Türkiye, PYD ile yaptığı görüşmelerin tümünün gizli tutulmasını istemiş. 25 Temmuz günü başlayan son görüşmenin gizli tutulması isteğinin de Türkiye tarafından talep edildiği biliniyor. Buna rağmen görüşme basına, yine Türkiye tarafından ‘sızdırılmış’. Suriye Kürtlerinin haber ajansı ANHA’nın Hewlêr muhabiri Salih Müslim’i yolcularken, onun Fransa’ya gideceğini biliyor. Müslim’i yolcu eden ANHA muhabiri bu nedenle olacak ki konu kendisine sorulduğunda, Ankara seyahatini ilkin doğrulamadı. Hiç kuşku yok Türkiye’nin Kürt siyasi partileriyle açık ve aleni görüşmeler yapması, doğru olandır. Ama Türkiye bu konuda ürkek davranmaya devam ediyor. Bu ürkeklik hükümet kaynaklı ‘bilgilendirmelere’ de yansıyor. Salih Müslim ile hükümet düzeyinde görüşmeler yapılmayacağı ve görüşmelerin MİT ile Dışişlerinin üst düzey bürokratları tarafından yürütüleceği bilgisi veriliyor. Benzer politikalar daha önce Güney’de de denendi. Türkiye yıllarca Güney Kürdistan’lı yöneticiler ile ‘telkin’ politikası yürüttü. PYD ile görüşmelerde de başlangıçta ‘telkin’ politikası esas alınacak gibi görünüyor. ‘Telkin’ politikasının ipuçlarını Serêkaniyê’deki ‘bayrak krizi’nden yola çıkarak da değerlendirmek mümkün.

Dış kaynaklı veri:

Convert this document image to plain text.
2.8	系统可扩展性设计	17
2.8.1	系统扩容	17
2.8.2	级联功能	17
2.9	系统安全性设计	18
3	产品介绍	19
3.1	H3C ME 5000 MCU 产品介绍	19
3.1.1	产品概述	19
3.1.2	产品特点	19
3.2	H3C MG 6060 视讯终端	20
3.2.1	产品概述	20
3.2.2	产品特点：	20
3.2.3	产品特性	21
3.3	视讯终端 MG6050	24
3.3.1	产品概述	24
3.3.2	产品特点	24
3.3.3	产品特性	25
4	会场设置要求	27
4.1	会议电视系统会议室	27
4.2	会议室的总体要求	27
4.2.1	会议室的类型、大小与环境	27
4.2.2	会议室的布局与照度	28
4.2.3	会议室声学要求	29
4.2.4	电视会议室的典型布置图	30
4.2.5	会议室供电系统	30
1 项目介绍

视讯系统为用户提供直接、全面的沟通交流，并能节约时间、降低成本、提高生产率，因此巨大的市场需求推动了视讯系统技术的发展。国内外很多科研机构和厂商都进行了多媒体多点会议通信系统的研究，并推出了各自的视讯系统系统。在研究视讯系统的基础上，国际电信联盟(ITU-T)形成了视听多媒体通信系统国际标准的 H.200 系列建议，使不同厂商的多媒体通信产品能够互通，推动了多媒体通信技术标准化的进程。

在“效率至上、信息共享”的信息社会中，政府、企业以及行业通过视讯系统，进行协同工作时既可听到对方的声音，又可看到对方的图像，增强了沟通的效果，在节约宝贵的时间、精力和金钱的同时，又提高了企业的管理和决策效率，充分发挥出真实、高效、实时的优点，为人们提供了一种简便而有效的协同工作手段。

Basın adeta sözleşmişçesine, Müslim’in Türkiye’ye gelmesinden sonra ‘O bayrak indi’ diyor. Bunun da Müslim üzerinden yapıldığı imajı veriliyor. Benzer bir biçimde Güney Kürdistan ile bağlantıyı sağlayan Habur Gümrük Kapısı’ndaki bayraklar da basın tarafından defalarca ‘indirilmişti’. Ama özünde ne Habur’daki bayrak inmişti, ne de girişte yazılı ‘Kürdistan’a hoş geldiniz’ tabelası kaldırılmıştı. Serêkaniyê’de de inen PYD bayrağının yerine asılan ise iddia edildiği gibi ÖSO veya Suriye Kürt Ulusal Konseyi’nin değil, Rojava’nın siyasi iradesi olan Kürt Yüksek Konseyi’nin bayrağıdır. Sonuçta özetle şunu söylemek mümkün. Yaşananlar Türkiye’nin politika değiştireceğinin işaretidir. Biraz sancılı olsa da Türkiye politika değiştirmeye başlamıştır. Bu olumludur elbet. Çünkü dışlayıcı politika, ‘çözüm sürecine’ de olumsuz yansıyacaktı. Biliyoruz ki PKK ile Türkiye’nin yoğun çatışmalar yaşadığı dönemlerde çerçevesi çizilen ‘Kuzey Suriye Politikası’, 2013’ün başından bu yana yürütülen ‘çözüm sürecinin’ ihtiyaçlarını karşılamaktan da uzaktır.